Quelques instants plus tard, les cimetières chrétiens sont devenus simplement municipaux ! À Nantes, un énergumène entre dans la basilique Saint-Nicolas, jette un crucifix à terre et urine dessus. Immédiatement, le parquet colmate. Simple « dégradation de monument historique ». Qui débouchera sur une relaxe comme dans l’affaire de des cloches de Notre-Dame. Allons, qu’est-ce que vous allez chercher, une fois nettoyé le crucifix sera comme neuf. Rappelons à ce procureur subtil que pour une tête de porc laissé devant une mosquée un soir de beuverie, en France, c’est neuf mois dont trois fermes.

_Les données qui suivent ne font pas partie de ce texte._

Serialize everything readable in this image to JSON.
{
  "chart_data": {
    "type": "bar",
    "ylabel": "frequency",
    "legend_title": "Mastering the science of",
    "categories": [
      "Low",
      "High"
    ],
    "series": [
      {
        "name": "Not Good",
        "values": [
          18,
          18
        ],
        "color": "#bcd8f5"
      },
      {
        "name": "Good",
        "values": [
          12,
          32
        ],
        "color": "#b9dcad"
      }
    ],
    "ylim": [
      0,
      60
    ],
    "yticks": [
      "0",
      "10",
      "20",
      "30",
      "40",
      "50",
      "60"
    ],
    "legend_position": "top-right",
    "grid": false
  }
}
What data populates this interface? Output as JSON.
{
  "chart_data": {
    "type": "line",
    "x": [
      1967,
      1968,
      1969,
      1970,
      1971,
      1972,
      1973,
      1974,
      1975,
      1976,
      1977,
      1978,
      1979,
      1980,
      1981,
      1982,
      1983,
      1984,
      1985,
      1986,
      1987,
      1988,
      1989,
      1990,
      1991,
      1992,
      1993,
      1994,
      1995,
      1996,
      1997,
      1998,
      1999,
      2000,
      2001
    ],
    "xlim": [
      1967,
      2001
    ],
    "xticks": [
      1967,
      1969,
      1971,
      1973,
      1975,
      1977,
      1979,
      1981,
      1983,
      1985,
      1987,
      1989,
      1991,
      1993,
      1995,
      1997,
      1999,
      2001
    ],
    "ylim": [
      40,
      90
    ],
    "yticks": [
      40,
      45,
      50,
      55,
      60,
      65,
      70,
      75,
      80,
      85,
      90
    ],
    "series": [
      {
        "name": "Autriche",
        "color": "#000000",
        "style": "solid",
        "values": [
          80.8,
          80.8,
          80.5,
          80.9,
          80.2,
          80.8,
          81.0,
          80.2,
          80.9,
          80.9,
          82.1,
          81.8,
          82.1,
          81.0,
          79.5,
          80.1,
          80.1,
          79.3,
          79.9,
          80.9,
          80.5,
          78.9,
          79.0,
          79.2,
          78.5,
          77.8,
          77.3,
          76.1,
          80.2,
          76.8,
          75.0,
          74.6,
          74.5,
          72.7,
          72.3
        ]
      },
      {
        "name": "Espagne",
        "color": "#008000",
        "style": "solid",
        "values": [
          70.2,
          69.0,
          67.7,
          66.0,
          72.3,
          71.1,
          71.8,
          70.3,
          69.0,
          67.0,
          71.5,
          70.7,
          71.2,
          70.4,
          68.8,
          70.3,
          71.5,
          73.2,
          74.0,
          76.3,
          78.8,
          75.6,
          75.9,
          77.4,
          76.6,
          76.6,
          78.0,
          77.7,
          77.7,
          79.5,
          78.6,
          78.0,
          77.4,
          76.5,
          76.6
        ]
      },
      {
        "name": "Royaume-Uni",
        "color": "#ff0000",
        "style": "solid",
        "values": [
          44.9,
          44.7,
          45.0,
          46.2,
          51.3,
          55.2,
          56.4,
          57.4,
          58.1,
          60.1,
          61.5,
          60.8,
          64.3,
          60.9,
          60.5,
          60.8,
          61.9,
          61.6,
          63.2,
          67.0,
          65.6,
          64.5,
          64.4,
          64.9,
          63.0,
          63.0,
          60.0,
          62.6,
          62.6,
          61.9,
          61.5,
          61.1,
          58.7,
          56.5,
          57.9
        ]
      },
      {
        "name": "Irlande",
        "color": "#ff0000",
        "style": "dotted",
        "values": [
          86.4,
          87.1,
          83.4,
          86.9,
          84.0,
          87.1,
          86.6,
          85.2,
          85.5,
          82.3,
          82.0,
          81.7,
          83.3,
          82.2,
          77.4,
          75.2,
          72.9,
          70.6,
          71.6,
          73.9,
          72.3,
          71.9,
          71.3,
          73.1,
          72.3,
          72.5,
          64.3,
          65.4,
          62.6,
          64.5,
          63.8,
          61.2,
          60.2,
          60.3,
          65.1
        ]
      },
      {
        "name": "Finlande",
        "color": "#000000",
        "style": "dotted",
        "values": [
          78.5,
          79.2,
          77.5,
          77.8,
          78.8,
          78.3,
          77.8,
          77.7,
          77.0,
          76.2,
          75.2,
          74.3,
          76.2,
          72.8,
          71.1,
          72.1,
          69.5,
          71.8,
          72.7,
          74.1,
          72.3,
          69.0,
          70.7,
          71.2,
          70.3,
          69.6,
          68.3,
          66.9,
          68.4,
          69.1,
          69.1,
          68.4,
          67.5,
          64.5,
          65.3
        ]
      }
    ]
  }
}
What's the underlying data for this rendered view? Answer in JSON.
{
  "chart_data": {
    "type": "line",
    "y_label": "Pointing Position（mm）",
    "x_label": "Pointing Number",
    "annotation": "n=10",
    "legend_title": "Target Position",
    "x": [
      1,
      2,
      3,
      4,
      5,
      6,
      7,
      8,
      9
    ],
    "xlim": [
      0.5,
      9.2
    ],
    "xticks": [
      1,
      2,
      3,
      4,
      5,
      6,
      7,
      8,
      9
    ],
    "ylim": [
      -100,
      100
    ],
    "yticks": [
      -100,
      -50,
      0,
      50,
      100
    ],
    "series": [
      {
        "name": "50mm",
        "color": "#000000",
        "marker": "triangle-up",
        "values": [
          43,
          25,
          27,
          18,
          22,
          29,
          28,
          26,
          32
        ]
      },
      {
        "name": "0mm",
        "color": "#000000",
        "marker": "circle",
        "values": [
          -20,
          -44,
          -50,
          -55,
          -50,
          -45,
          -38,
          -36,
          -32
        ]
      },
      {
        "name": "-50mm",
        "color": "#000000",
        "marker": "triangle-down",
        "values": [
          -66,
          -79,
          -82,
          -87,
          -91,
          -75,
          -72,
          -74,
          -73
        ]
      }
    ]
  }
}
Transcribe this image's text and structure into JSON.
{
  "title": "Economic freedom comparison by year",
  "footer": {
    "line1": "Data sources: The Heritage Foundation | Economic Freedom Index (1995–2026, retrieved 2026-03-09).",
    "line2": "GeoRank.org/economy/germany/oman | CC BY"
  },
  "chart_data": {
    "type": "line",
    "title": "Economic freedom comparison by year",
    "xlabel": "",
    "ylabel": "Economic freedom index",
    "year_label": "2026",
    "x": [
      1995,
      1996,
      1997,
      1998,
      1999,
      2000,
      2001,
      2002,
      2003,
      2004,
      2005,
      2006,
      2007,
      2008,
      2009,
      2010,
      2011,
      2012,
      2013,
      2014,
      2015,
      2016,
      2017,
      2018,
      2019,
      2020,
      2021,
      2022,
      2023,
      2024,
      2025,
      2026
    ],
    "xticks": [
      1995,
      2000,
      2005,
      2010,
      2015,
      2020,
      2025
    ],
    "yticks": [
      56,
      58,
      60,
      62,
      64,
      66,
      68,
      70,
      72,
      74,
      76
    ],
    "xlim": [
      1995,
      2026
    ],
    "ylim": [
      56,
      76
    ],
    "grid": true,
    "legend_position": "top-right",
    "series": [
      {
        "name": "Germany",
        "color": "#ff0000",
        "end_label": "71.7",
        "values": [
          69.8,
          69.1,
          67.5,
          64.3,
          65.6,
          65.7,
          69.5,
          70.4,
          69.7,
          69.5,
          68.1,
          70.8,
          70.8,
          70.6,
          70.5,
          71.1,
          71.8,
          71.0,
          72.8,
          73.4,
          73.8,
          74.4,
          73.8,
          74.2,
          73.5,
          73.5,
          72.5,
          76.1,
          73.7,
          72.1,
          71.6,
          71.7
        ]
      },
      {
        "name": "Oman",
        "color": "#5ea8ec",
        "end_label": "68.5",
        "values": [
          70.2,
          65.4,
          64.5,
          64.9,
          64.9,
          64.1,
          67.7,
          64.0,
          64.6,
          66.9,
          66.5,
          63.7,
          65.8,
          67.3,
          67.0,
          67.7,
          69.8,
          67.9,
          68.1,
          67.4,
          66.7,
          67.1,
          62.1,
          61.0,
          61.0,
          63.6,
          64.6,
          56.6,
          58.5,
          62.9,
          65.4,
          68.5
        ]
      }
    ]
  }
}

Alors, le républicain équitable sent naître vis-à-vis de ses concitoyens chrétiens un sentiment de solidarité. Patatras ! C’est le moment choisi par certains de nos amis cathos pour lancer une campagne absurde et cédant à la mode qui consiste à saisir la justice. Démontrant que derrière les ouvertures papales, la tentation de l’ordre moral est toujours bien présente chez certains.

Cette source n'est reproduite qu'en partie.